There are no clear figures as to the exact amount recovered by the CRA by use of these TIEAs. What is known, however, is the CRA and government officials are not exactly boasting about the amount recovered. What we also know is that TIEAs have exploded in popularity. Since the Conservative government first established a TIEA with the Netherlands Antilles in 2009, TIEAs have now been established with 22 different countries, with two others signed (but not yet in force) and six others currently under negotiation. If they are not helping us recover taxes, then why the explosion in popularity?

It could be that TIEAs allow foreign subsidiaries of Canadian companies to be taxed on income in the tax haven country, and are then allowed to send the profits back home to Canada tax-free. Not a bad deal, considering the corporate tax rate is far lower, or non-existent, in some of these jurisdictions.

Maybe [Morneau] is the type of person who likes to play shell games with the public.

Surely this is where the lost revenue should be recovered and is undoubtedly under severe scrutiny by our hawkish, whistle-blowing, corporate watchdog finance minister, right? Well as it turns out, Morneau-Shepell, Bill Morneau's family business and publicly traded corporate giant human resources firm, set up a subsidiary in the Bahamas in 2014 while he was named a director. (Ed. note: Morneau has since announced that he had placed assets related to the firm in a blind trust and moved to sell shares in the company.) One can only assume that, at the very least, this was a happy accident. I am inclined to give Mr. Morneau credit and say it was not an accident and was a pretty good business decision, given the Bahamas' zero-per-cent corporate tax rate and in-force TIEA with Canada.

To be fair, Mr. Morneau has done nothing illegal by possibly exploiting these agreements. Just playing the game, right? Maybe this is the type of business savvy individual we, in fact, need as finance minister. Alternatively, maybe this is the type of person who likes to play shell games with the public.

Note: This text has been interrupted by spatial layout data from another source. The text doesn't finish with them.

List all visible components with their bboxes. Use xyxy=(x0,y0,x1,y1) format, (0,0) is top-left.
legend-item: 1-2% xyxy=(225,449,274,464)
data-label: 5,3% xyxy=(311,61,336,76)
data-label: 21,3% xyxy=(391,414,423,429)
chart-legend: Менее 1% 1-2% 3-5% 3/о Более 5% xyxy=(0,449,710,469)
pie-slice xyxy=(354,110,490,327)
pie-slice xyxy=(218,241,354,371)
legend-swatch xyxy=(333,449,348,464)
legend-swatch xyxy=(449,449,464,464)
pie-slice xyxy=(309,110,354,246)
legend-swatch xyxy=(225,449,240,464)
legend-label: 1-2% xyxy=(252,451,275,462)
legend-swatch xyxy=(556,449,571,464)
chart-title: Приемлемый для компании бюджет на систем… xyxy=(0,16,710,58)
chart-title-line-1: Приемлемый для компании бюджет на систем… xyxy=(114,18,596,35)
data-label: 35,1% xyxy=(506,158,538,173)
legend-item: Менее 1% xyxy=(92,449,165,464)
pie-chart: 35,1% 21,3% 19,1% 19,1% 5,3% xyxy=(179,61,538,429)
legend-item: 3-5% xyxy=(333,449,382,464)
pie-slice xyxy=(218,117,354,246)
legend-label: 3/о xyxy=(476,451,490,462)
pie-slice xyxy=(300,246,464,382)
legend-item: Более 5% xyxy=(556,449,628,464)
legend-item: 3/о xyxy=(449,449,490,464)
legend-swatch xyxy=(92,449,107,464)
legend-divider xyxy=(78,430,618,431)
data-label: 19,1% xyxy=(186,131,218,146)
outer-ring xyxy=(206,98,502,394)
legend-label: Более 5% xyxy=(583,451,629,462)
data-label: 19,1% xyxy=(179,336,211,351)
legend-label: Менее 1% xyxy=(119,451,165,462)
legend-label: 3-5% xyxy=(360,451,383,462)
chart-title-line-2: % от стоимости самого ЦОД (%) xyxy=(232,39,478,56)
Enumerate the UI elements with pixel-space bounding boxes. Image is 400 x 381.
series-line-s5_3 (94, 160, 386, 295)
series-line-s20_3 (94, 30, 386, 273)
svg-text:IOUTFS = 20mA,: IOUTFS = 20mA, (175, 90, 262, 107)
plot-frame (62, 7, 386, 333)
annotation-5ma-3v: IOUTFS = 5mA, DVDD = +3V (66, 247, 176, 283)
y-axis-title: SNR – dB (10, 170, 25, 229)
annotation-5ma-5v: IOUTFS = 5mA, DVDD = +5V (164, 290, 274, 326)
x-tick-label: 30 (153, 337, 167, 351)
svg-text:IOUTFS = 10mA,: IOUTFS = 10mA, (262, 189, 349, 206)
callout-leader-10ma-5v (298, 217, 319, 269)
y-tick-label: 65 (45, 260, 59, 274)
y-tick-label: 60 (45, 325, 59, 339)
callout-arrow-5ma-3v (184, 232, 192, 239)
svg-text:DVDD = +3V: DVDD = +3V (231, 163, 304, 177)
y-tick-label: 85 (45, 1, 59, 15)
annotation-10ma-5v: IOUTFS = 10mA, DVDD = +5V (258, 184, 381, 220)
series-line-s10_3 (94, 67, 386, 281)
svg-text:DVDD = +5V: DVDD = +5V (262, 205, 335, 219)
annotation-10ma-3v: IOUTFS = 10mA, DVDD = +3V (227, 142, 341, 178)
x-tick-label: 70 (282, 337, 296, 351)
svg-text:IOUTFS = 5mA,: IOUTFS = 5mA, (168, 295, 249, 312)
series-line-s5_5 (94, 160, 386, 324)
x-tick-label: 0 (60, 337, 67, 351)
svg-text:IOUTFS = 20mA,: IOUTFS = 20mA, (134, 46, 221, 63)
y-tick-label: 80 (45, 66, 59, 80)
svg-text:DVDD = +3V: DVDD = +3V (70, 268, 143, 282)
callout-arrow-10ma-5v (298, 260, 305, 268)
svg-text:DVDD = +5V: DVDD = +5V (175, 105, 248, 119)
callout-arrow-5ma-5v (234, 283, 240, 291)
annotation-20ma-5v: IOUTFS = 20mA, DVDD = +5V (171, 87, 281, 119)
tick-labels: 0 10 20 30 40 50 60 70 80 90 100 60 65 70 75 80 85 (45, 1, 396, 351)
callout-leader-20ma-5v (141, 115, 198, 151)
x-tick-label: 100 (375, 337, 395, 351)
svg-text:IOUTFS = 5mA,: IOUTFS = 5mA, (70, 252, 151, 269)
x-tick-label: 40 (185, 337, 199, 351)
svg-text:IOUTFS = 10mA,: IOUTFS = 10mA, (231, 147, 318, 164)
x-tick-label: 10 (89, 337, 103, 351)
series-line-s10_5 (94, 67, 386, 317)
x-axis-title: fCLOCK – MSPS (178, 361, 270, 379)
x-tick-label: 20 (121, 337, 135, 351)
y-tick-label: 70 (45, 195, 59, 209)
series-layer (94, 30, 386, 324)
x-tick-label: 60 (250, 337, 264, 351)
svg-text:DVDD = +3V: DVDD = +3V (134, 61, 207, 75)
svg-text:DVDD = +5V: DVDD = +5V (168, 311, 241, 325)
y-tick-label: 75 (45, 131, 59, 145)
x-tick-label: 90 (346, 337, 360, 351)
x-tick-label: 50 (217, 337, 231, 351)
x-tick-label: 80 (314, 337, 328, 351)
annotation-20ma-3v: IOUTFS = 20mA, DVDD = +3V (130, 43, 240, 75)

Maybe he and his wife Nancy, the vastly wealthy heiress to the McCain Foods empire, aren't all that in touch with the tribulations of the average professional, farmer or small business owner. Maybe he is, in fact, the type to turn average, middle-class Canadians against one another while appearing as a Robin Hood to the very people being hurt by these agreements his company may exploit. Maybe the Canadian public will buy it. Maybe it will get his party re-elected.

However, maybe, just maybe, Canadians from coast to coast, regardless of political leaning, will not stand for this stupefying irony and brazen hypocrisy, and demand that the real corporate tax dodgers are made to pay the CRA piper.